Frutti dimenticati, un patrimonio da salvaguardare: le banche della frutta sono custodi della biodiversità
Ci sono moltissimi frutti, un tempo di largo impiego, che oggi rischiano di finire "dimenticati". Quali sono e perché hanno perso interesse, ma soprattutto cosa stiamo facendo per impedire a questi sapori particolari di scomparire per sempre dalle nostre tavole?
Frutti dimenticati, un patrimonio da salvaguardare
I "frutti dimenticati" rappresentano un patrimonio di biodiversità agricola e cultura gastronomica di grande valore, che merita di essere riscoperto e valorizzato. Frutti un tempo di largo impiego sono stati abbandonati per fare spazio a colture più adatte alla produzione su larga scala e alle mutevoli esigenze del mercato moderno. Eppure riuscire a farli sopravvivere non è solo una questione di gusto, ma anche un'esigenza importante per la sostenibilità e la conservazione della biodiversità.
Quali sono i "frutti dimenticati"?
Sarebbe impossibile fare un elenco completo dei frutti che un tempo facevano parte della dieta quotidiana e che sono stati progressivamente "dimenticati" fino a rischiare di scomparire, a favore di varietà più commerciali.
Tra quelli più noti troviamo le nespole, le giuggiole (nella foto), le mele cotogne, le corbezzole e le azzeruole, ma anche le ciliegie bianche e le pesche tabacchiere.
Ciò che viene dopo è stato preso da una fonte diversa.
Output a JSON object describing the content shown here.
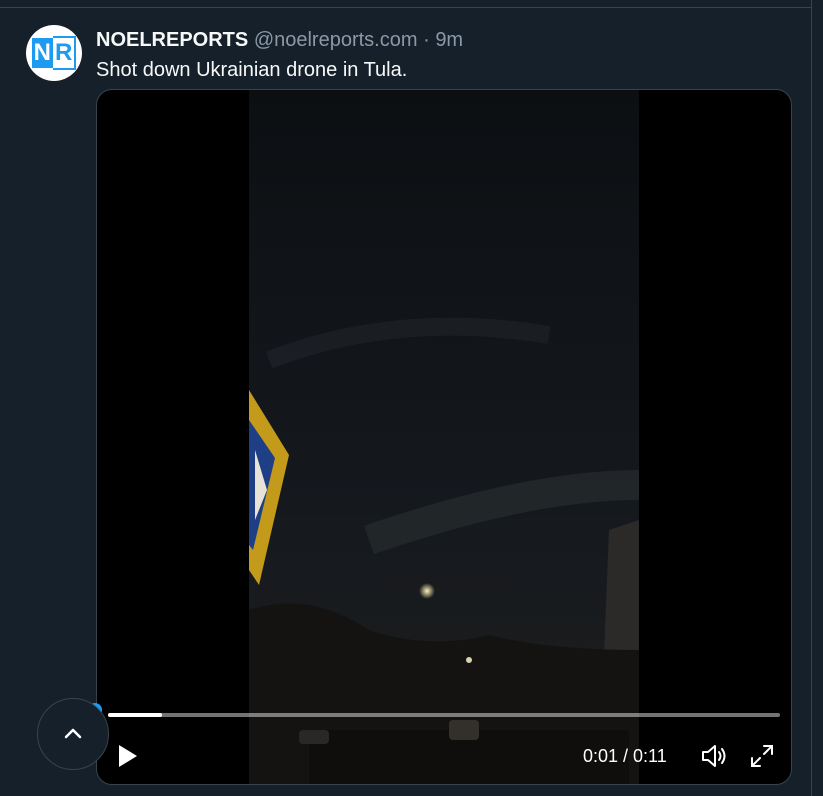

Se queste ultime in periodi recenti sembrano essere state riscoperte, grazie a una selezione genetica che le ha rese particolarmente resistenti al freddo, molti altri rischiano di finire nel dimenticatoio, a causa del loro sapore e particolare o del loro colore poco "appetibile" per il mercato.
Perché questi frutti sono stati "abbandonati"?
I motivi che hanno portato ad abbandonare la coltura di alcune tipologie di frutti sono da ricercare nell’evoluzione agricola moderna, che ha portato a un impoverimento della biodiversità.
Alcuni frutti sono stati abbandonati non per mancanza di qualità, ma perché non rispondevano ai criteri di produttività e commerciabilità richiesti dall’agricoltura industriale, che ha preferito le moderne varietà di frutta, selezionate per la loro capacità di resistere alle ammaccature e di mantenersi fresche per settimane.
Anche l’aspetto estetico gioca un ruolo fondamentale, e frutti grandi, lucidi e dal colore uniforme sono preferiti dai consumatori, magari a scapito del sapore e delle proprietà nutritive. I gusti sono un altro fattore "responsabile" dell'abbandono: frutti più zuccherini e con aromi semplici sono preferiti ad altri dal sapore più complesso e meno dolce.
Stando ai dati diffusi dalla FAO, nel corso del XX secolo il 75% della biodiversità agricola è stato abbandonato. Il dato si mostra decisamente preoccupante, visto molte di queste varietà potrebbero rivelarsi cruciali per affrontare e vincere le sfide future, come il cambiamento climatico e le nuove malattie delle piante.
Secondo alcuni studi entro il 2055 potremmo arrivare a perdere circa il 20% di colture molto diffuse, come patate, fagioli e arachidi. Anche il nostro Paese - tradizionalmente ricco di biodiversità agricola - mostra chiari segni di declino delle varietà coltivate. Per esempio - nonostante si possano contare oltre mille varietà di mele - l’80% di quelle oggi consumate appartiene solo a tre tipi.
Banche della frutta custodi della biodiversità
Quanto è alto il rischio di perdere per sempre gli antichi sapori dei frutti "dimenticati"? Per fortuna vi sono - sia in Italia che all'estero - istituzioni dedicate alla conservazione della biodiversità agricola.
Tra queste troviamo il Centro Nazionale del Germoplasma Frutticolo, che svolge un ruolo fondamentale, conservando e studiando il patrimonio genetico delle coltivazioni autoctone. Anche lo Svalbard Global Seed Vault, situato nelle isole Svalbard in Norvegia rappresenta una riserva strategica per la sicurezza alimentare mondiale, custodendo antichi semi e preservando i "frutti dimenticati" da eventuali catastrofi naturali o eventi avversi. A livello globale la Fao stima che esistano circa 1750 banche del germoplasma, veri e propri "caveau dei semi" che custodiscono oltre 7,4 milioni di varietà vegetali.